Zachery Post, owner of Elite Home Growers Academy, has been slammed with consultations to help people set up at-home marijuana grow stations. Since March, his small business has booked more than 15 appointments to help people set up tents, lighting and other equipment.
“We got one phone call to do a tent installation, and we took pictures and put it on social media — and next thing you know we’ve been busy ever since.”
Post credits the sudden uptick in business with the fact that marijuana dispensaries still haven’t opened after the state delayed approving cultivation sites. At the same time, he points out, people are stuck at home because of the pandemic.
Some local cannabis entrepreneurs, including Post, see it as an opportunity to catch up to big players driving the state’s burgeoning industry.
Usually, he spends most of his time teaching twice monthly now-virtual workshops on how to invest in the cannabis industry and grow the plant at home. But for now Post is leaning into the remote demand for his services.
“If it was not COVID-19 it would be another challenge that we would have to push through, so just treat COVID-19 like any other challenge, get through it and just keep it moving,” he said.
Grabbing an opportunity
Melanie Marie Randels is on a mission to make sure that Black people in particular are not just consumers of this new industry but business owners. With dispensaries delayed, she said it’s the perfect opportunity to educate her north St. Louis County community about how to cash in.
“There is a true medicinal side to this plant, and now a true business side that if we don’t position ourselves now within the industry we are going to miss out on the next rush,” she said.
Randels is the co-founder of the Canna Education Collective, which is opening a community-focused center in Dellwood this fall.
The space, located in a Florissant Avenue strip mall, is still covered in bold purple paint from the last tenant, who ran a boutique. But after some renovations and a fresh coat of paint, Randles said it will turn into a cannabis “hub,” meant for anyone interested in learning more about it.
She said the center will offer information about how to become a caregiver, meaning growing marijuana plants on behalf of patients, as well as how to obtain a medical card.
Randels also envisions rooms for entrepreneurs to shoot promotional videos for their business, a retail space where they can sell products and classroom areas. She plans to host 12-week courses on how to grow cannabis, raise money and build a business.

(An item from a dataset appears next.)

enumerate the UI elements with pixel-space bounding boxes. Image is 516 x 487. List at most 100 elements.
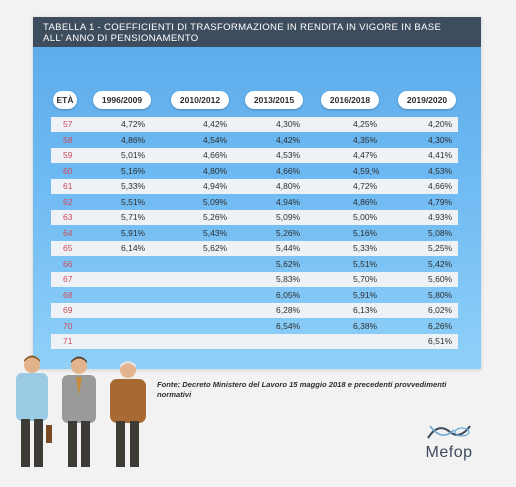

Her goal is to make it easier for Black people to break into the predominantly white industry. Just 4% of licensed cannabis companies nationwide are African American owned and operated.
Randels said money is the biggest thing standing in the way — for her too. She’s still looking to lock in more investors to help finish the center.
“In order to break down the barriers of entry, we have to be able to position ourselves to have wealth. Not just a little cash, but wealth,” she said.
Randels is planning a soft opening of the center in October and a grand opening by the end of the year.
Need to pivot
The delay in opening dispensaries has changed how Brennan England envisions his business. He runs the state’s first consumption lounge — the Cola Lounge on Cherokee Street.
Before the pandemic, medical marijuana card holders could go there to play pool, take a painting class or discover products from local cannabis brands.
“With being social and connecting with people one of the biggest pieces of cannabis culture, we feel deprived right now. We feel really separated from that, and it's kind of sterilized a lot of our cannabis experiences,” England said.
He has closed the lounge temporarily, but one way he’s trying to keep the connection alive is through a subscription box program. Within the next month, customers can purchase monthly “stash boxes” filled with cannabis-related products —like smoking devices, topical treatments and England’s own line of CBD seltzers.
England said the success of his business is closely tied to dispensaries because the more access people have to cannabis, the more interested they may be in his lounge.
“It’s encouraged us to reach out to these brands that were ready for their jump off and might now be hurting,” he said, regarding brands’ CBD-based products and other merchandise. “We're giving them an outlet to still connect with customers.”
Down the street, a dispensary called Viola had planned to open this summer. Now the plan is to open the doors in the next three to six months.